Her answer was just above a breath. “I don’t know,” she said. “I guess I did. Never died before. Don’t really have a frame of reference, you know?”

“You sacrificed yourself trying to beat Santiago and save Rook,” said the curandero. “You traded your life for hers. For all of our lives. You earned this.” He punctuated each point with a jab of his finger at her, his curative ring glinting in the light. “Whatever you are now, demon, angel, para-fucking-legal, you earned your right to be here. You passed your supernatural bar exam. The Sanctification doesn’t apply to you anymore because of what you did. You’ve been absolved of ‘the sins of your father.’” Blinking in surprise, he added, “Putto!”

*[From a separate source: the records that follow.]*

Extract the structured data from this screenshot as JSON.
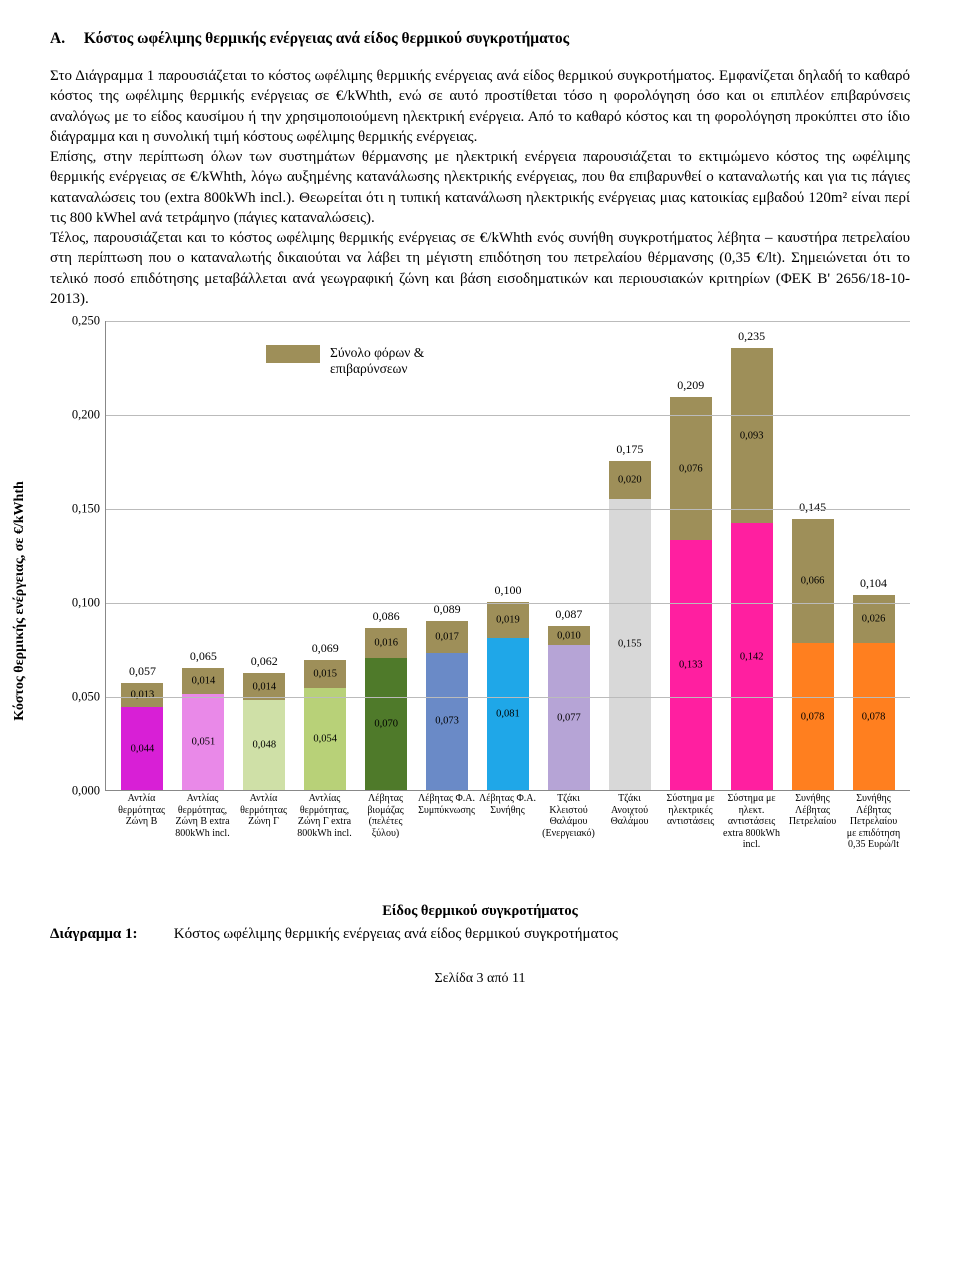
{
  "section": {
    "letter": "A.",
    "title": "Κόστος ωφέλιμης θερμικής ενέργειας ανά είδος θερμικού συγκροτήματος"
  },
  "paragraphs": [
    "Στο Διάγραμμα 1 παρουσιάζεται το κόστος ωφέλιμης θερμικής ενέργειας ανά είδος θερμικού συγκροτήματος. Εμφανίζεται δηλαδή το καθαρό κόστος της ωφέλιμης θερμικής ενέργειας σε €/kWhth, ενώ σε αυτό προστίθεται τόσο η φορολόγηση όσο και οι επιπλέον επιβαρύνσεις αναλόγως με το είδος καυσίμου ή την χρησιμοποιούμενη ηλεκτρική ενέργεια. Από το καθαρό κόστος και τη φορολόγηση προκύπτει στο ίδιο διάγραμμα και η συνολική τιμή κόστους ωφέλιμης θερμικής ενέργειας.",
    "Επίσης, στην περίπτωση όλων των συστημάτων θέρμανσης με ηλεκτρική ενέργεια παρουσιάζεται το εκτιμώμενο κόστος της ωφέλιμης θερμικής ενέργειας σε €/kWhth, λόγω αυξημένης κατανάλωσης ηλεκτρικής ενέργειας, που θα επιβαρυνθεί ο καταναλωτής και για τις πάγιες καταναλώσεις του (extra 800kWh incl.). Θεωρείται ότι η τυπική κατανάλωση ηλεκτρικής ενέργειας μιας κατοικίας εμβαδού 120m² είναι περί τις 800 kWhel ανά τετράμηνο (πάγιες καταναλώσεις).",
    "Τέλος, παρουσιάζεται και το κόστος ωφέλιμης θερμικής ενέργειας σε €/kWhth ενός συνήθη συγκροτήματος λέβητα – καυστήρα πετρελαίου στη περίπτωση που ο καταναλωτής δικαιούται να λάβει τη μέγιστη επιδότηση του πετρελαίου θέρμανσης (0,35 €/lt). Σημειώνεται ότι το τελικό ποσό επιδότησης μεταβάλλεται ανά γεωγραφική ζώνη και βάση εισοδηματικών και περιουσιακών κριτηρίων (ΦΕΚ Β' 2656/18-10-2013)."
  ],
  "chart": {
    "type": "stacked-bar",
    "ylabel": "Κόστος θερμικής ενέργειας, σε €/kWhth",
    "xlabel": "Είδος θερμικού συγκροτήματος",
    "legend_label": "Σύνολο φόρων &\nεπιβαρύνσεων",
    "legend_color": "#9e8f59",
    "ylim_max": 0.25,
    "ytick_step": 0.05,
    "yticks": [
      "0,000",
      "0,050",
      "0,100",
      "0,150",
      "0,200",
      "0,250"
    ],
    "background": "#ffffff",
    "grid_color": "#bbbbbb",
    "bars": [
      {
        "cat": "Αντλία\nθερμότητας\nΖώνη Β",
        "total": "0,057",
        "segs": [
          {
            "v": 0.044,
            "l": "0,044",
            "c": "#d81fd6"
          },
          {
            "v": 0.013,
            "l": "0,013",
            "c": "#9e8f59"
          }
        ]
      },
      {
        "cat": "Αντλίας\nθερμότητας,\nΖώνη Β extra\n800kWh incl.",
        "total": "0,065",
        "segs": [
          {
            "v": 0.051,
            "l": "0,051",
            "c": "#e989e8"
          },
          {
            "v": 0.014,
            "l": "0,014",
            "c": "#9e8f59"
          }
        ]
      },
      {
        "cat": "Αντλία\nθερμότητας\nΖώνη Γ",
        "total": "0,062",
        "segs": [
          {
            "v": 0.048,
            "l": "0,048",
            "c": "#cfe0a7"
          },
          {
            "v": 0.014,
            "l": "0,014",
            "c": "#9e8f59"
          }
        ]
      },
      {
        "cat": "Αντλίας\nθερμότητας,\nΖώνη Γ extra\n800kWh incl.",
        "total": "0,069",
        "segs": [
          {
            "v": 0.054,
            "l": "0,054",
            "c": "#b8d178"
          },
          {
            "v": 0.015,
            "l": "0,015",
            "c": "#9e8f59"
          }
        ]
      },
      {
        "cat": "Λέβητας\nβιομάζας\n(πελέτες\nξύλου)",
        "total": "0,086",
        "segs": [
          {
            "v": 0.07,
            "l": "0,070",
            "c": "#4f7a2a"
          },
          {
            "v": 0.016,
            "l": "0,016",
            "c": "#9e8f59"
          }
        ]
      },
      {
        "cat": "Λέβητας Φ.Α.\nΣυμπύκνωσης",
        "total": "0,089",
        "segs": [
          {
            "v": 0.073,
            "l": "0,073",
            "c": "#6a8ac7"
          },
          {
            "v": 0.017,
            "l": "0,017",
            "c": "#9e8f59"
          }
        ]
      },
      {
        "cat": "Λέβητας Φ.Α.\nΣυνήθης",
        "total": "0,100",
        "segs": [
          {
            "v": 0.081,
            "l": "0,081",
            "c": "#1fa7e8"
          },
          {
            "v": 0.019,
            "l": "0,019",
            "c": "#9e8f59"
          }
        ]
      },
      {
        "cat": "Τζάκι\nΚλειστού\nΘαλάμου\n(Ενεργειακό)",
        "total": "0,087",
        "segs": [
          {
            "v": 0.077,
            "l": "0,077",
            "c": "#b6a4d6"
          },
          {
            "v": 0.01,
            "l": "0,010",
            "c": "#9e8f59"
          }
        ]
      },
      {
        "cat": "Τζάκι\nΑνοιχτού\nΘαλάμου",
        "total": "0,175",
        "segs": [
          {
            "v": 0.155,
            "l": "0,155",
            "c": "#d8d8d8"
          },
          {
            "v": 0.02,
            "l": "0,020",
            "c": "#9e8f59"
          }
        ]
      },
      {
        "cat": "Σύστημα με\nηλεκτρικές\nαντιστάσεις",
        "total": "0,209",
        "segs": [
          {
            "v": 0.133,
            "l": "0,133",
            "c": "#ff1fa0"
          },
          {
            "v": 0.076,
            "l": "0,076",
            "c": "#9e8f59"
          }
        ]
      },
      {
        "cat": "Σύστημα με\nηλεκτ.\nαντιστάσεις\nextra 800kWh\nincl.",
        "total": "0,235",
        "segs": [
          {
            "v": 0.142,
            "l": "0,142",
            "c": "#ff1fa0"
          },
          {
            "v": 0.093,
            "l": "0,093",
            "c": "#9e8f59"
          }
        ]
      },
      {
        "cat": "Συνήθης\nΛέβητας\nΠετρελαίου",
        "total": "0,145",
        "segs": [
          {
            "v": 0.078,
            "l": "0,078",
            "c": "#ff7f1f"
          },
          {
            "v": 0.066,
            "l": "0,066",
            "c": "#9e8f59"
          }
        ]
      },
      {
        "cat": "Συνήθης\nΛέβητας\nΠετρελαίου\nμε επιδότηση\n0,35 Ευρώ/lt",
        "total": "0,104",
        "segs": [
          {
            "v": 0.078,
            "l": "0,078",
            "c": "#ff7f1f"
          },
          {
            "v": 0.026,
            "l": "0,026",
            "c": "#9e8f59"
          }
        ]
      }
    ]
  },
  "caption": {
    "label": "Διάγραμμα 1:",
    "text": "Κόστος ωφέλιμης θερμικής ενέργειας ανά είδος θερμικού συγκροτήματος"
  },
  "footer": "Σελίδα 3 από 11"
}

“What’d you just call me?”

“No, putto, that’s what those angel-babies are called. They’re not cherubs, they’re called ‘putto.’ Well, putti, in plural. Italian. Took some art classes when I graduated high school, back before I knew about my grandfather, Frank, and his secret society.”

“You didn’t always know about the Dogs of Odysseus?”

“No.” Gendreau looked like he’d been through hell—dirty, covered in bruises, fancy white shirt splattered in blood, face nicked and scratched. The scar across his throat was shiny pink in the light filtering through the window. “He came and got me out of college and talked me into joining the Dogs because he wanted someone in the family to be part of it and he didn’t think my father could handle it. He didn’t find out that I was assigned female at birth until almost a year after inducting me. Didn’t take that too kindly. But by then it was too late, and he had to make do with me. Wouldn’t have been fair to throw me out, and honestly I don’t know if he would have even possessed the capability to do so—I was already well entrenched by then and had developed powerful friends who would have stood up for me, like the Jötunn.”

Taking the broom in both hands, Robin snapped it over her armored knee, right above the bristles, leaving her with a four-foot section of wooden broom handle. She pressed the Osdathregar to the broken end and wound duct tape around it, lashing the dagger to the end of the broom handle until she had a makeshift spear.

“What’d you do that for?” asked Gendreau.

“Probably not going to get close enough to stab him with the dagger,” she said. “Gonna have to needle him. Wear him down from afar.”

“Why not shoot him? Got to be somewhere we can pick up some firepower in Almudena.”

Testing it, she was satisfied to see the spear point didn’t budge. “I cut him multiple times with the katana. Burned him. He just shrugged it off. I don’t feel like guns are going to do the trick. I need something supernatural.” The freshly crafted spear frothed with ghostly smoke like frozen nitrogen. The Osdathregar’s influence leeched slowly down the broom handle, turning it all black. “Think I have a better chance of bringing him down if I go after him like a Roman foot soldier with the Osdathregar. With a spear, I’ll have better reach.”